I am currently reading my way through a long list of science fiction and fantasy titles. (http://www.npr.org/2011/08/07/138938145/science-fiction-and-fantasy-finalists if you are interested in the list).
Hetty "Handful” Grimke, an urban slave in early nineteenth century Charleston, yearns for life beyond the suffocating walls that enclose her within the wealthy Grimke household. The Grimke’s daughter, Sarah, has known from an early age she is meant to do something large in the world, but she is hemmed in by the limits imposed on women.
Kidd’s sweeping novel is set in motion on Sarah’s eleventh birthday, when she is given ownership of ten year old Handful, who is to be her handmaid.We follow their remarkable journeys over the next thirty-five years, as both strive for a life of their own, dramatically shaping each other’s destinies and forming a complex relationship marked by guilt, defiance, estrangement and the uneasy ways of love.
As the stories build to a riveting climax, Handful will endure loss and sorrow, finding courage and a sense of self in the process. Sarah will experience crushed hopes, betrayal, unrequited love, and ostracism before leaving Charleston to find her place alongside her fearless younger sister, Angelina, as one of the early pioneers in the abolition and women’s rights movements.
Inspired by the historical figure of Sarah Grimke, Kidd goes beyond the record to flesh out the rich interior lives of all of her characters, both real and invented, including Handful’s cunning mother, Charlotte, who courts danger in her search for something better.
I think this book and Gone With the Wind would be like matter and antimatter—if you sat them side by side on the shelf, I would expect that they would mutually annihilate each other! Despite being written about the same society and set during the same time period, they could not be more different.
Gone With the Wind is told exclusively from a white, southern view point. The Invention of Wings is told by two, equally important narrators, one white and one black. While Scarlet O’Hara is beautiful and knows how to play the society game, Sarah is plain, awkward, and has a speech impediment. Scarlet’s life revolves around various men, but Sarah refuses to lose herself in the role of wife. Scarlet is all about survival on her own terms, while Sarah is devoted to the causes of abolition and women’s rights.
It was my feeling that the chapters devoted to Sarah were the best ones. The chapters recounting Handful’s side of the story were good, but not as heartfelt. For a more authentic description of the black experience of slavery, I would recommend Octavia Butler’s Kindred, which I often had to set down for a while to get my breathing and heart-rate under control—her descriptions were that harrowing. As an African-American writer, Butler was willing to be absolutely unflinching in her descriptions. I am sure there are plenty of other African-American authors out there who have done similar things in their fiction, I just haven’t read them yet. [I am often reluctant to read about how terribly human beings are willing to treat each other, avoiding WWII, slavery, and genocide in my reading].

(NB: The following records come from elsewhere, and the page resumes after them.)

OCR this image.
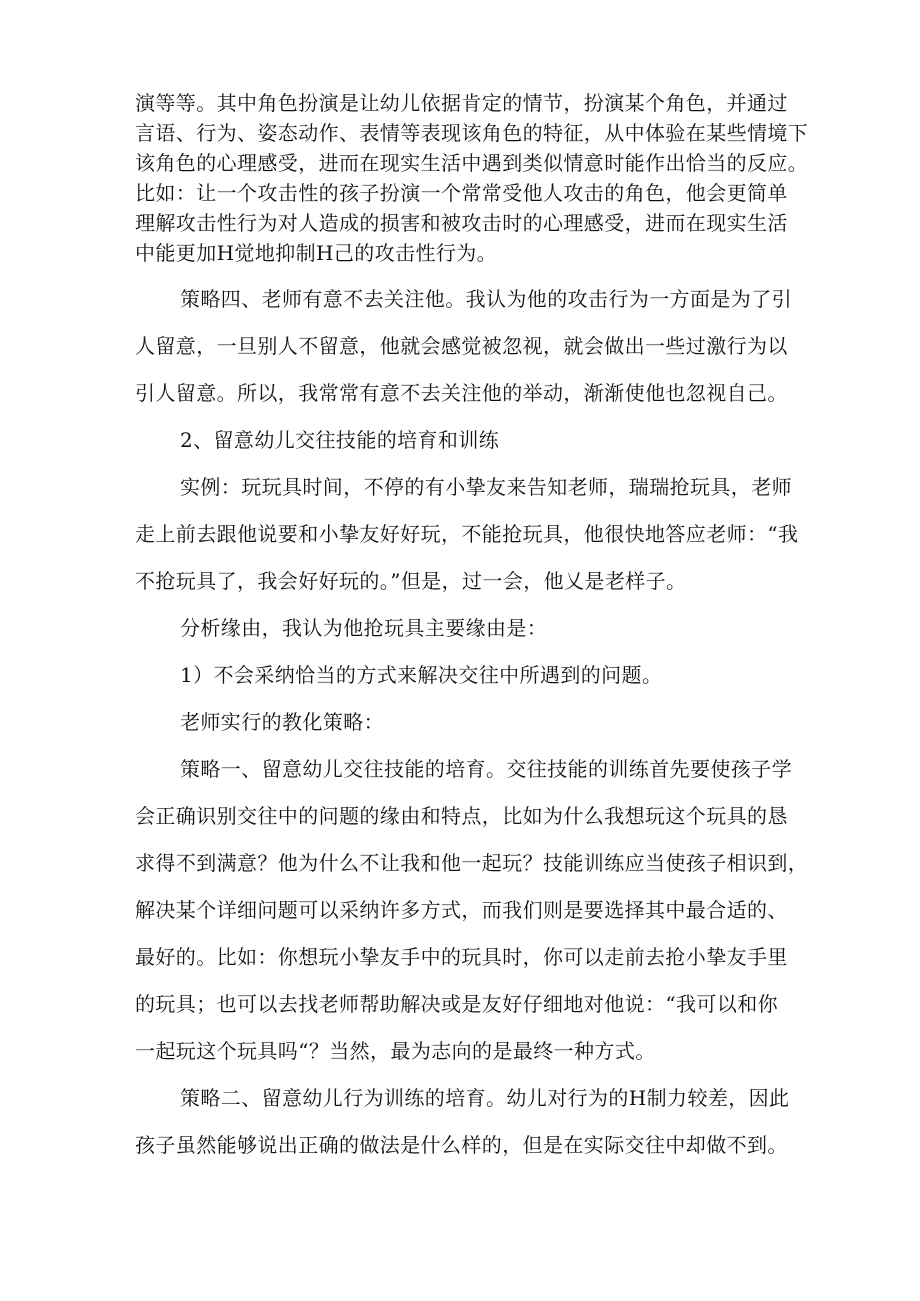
演等等。其中角色扮演是让幼儿依据肯定的情节，扮演某个角色，并通过

言语、行为、姿态动作、表情等表现该角色的特征，从中体验在某些情境下

该角色的心理感受，进而在现实生活中遇到类似情意时能作出恰当的反应。

比如：让一个攻击性的孩子扮演一个常常受他人攻击的角色，他会更简单

理解攻击性行为对人造成的损害和被攻击时的心理感受，进而在现实生活

中能更加H觉地抑制H己的攻击性行为。

策略四、老师有意不去关注他。我认为他的攻击行为一方面是为了引

人留意，一旦别人不留意，他就会感觉被忽视，就会做出一些过激行为以

引人留意。所以，我常常有意不去关注他的举动，渐渐使他也忽视自己。

2、留意幼儿交往技能的培育和训练

实例：玩玩具时间，不停的有小挚友来告知老师，瑞瑞抢玩具，老师

走上前去跟他说要和小挚友好好玩，不能抢玩具，他很快地答应老师：“我

不抢玩具了，我会好好玩的。”但是，过一会，他乂是老样子。

分析缘由，我认为他抢玩具主要缘由是：

1）不会采纳恰当的方式来解决交往中所遇到的问题。

老师实行的教化策略：

策略一、留意幼儿交往技能的培育。交往技能的训练首先要使孩子学

会正确识别交往中的问题的缘由和特点，比如为什么我想玩这个玩具的恳

求得不到满意？他为什么不让我和他一起玩？技能训练应当使孩子相识到，

解决某个详细问题可以采纳许多方式，而我们则是要选择其中最合适的、

最好的。比如：你想玩小挚友手中的玩具时，你可以走前去抢小挚友手里

的玩具；也可以去找老师帮助解决或是友好仔细地对他说：“我可以和你

一起玩这个玩具吗“？当然，最为志向的是最终一种方式。

策略二、留意幼儿行为训练的培育。幼儿对行为的H制力较差，因此

孩子虽然能够说出正确的做法是什么样的，但是在实际交往中却做不到。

I was interested to learn that Sarah and her sister were historical figures that Kidd was curious about. They had that perfect combination: some historical records, but nothing too constricting. There was room to work with the facts available, to fill in the blanks, so to speak.
This book probably deserves more than 3 stars, but it is about subject matter that doesn’t thrill me, hence my “I like it” rating, rather than anything higher.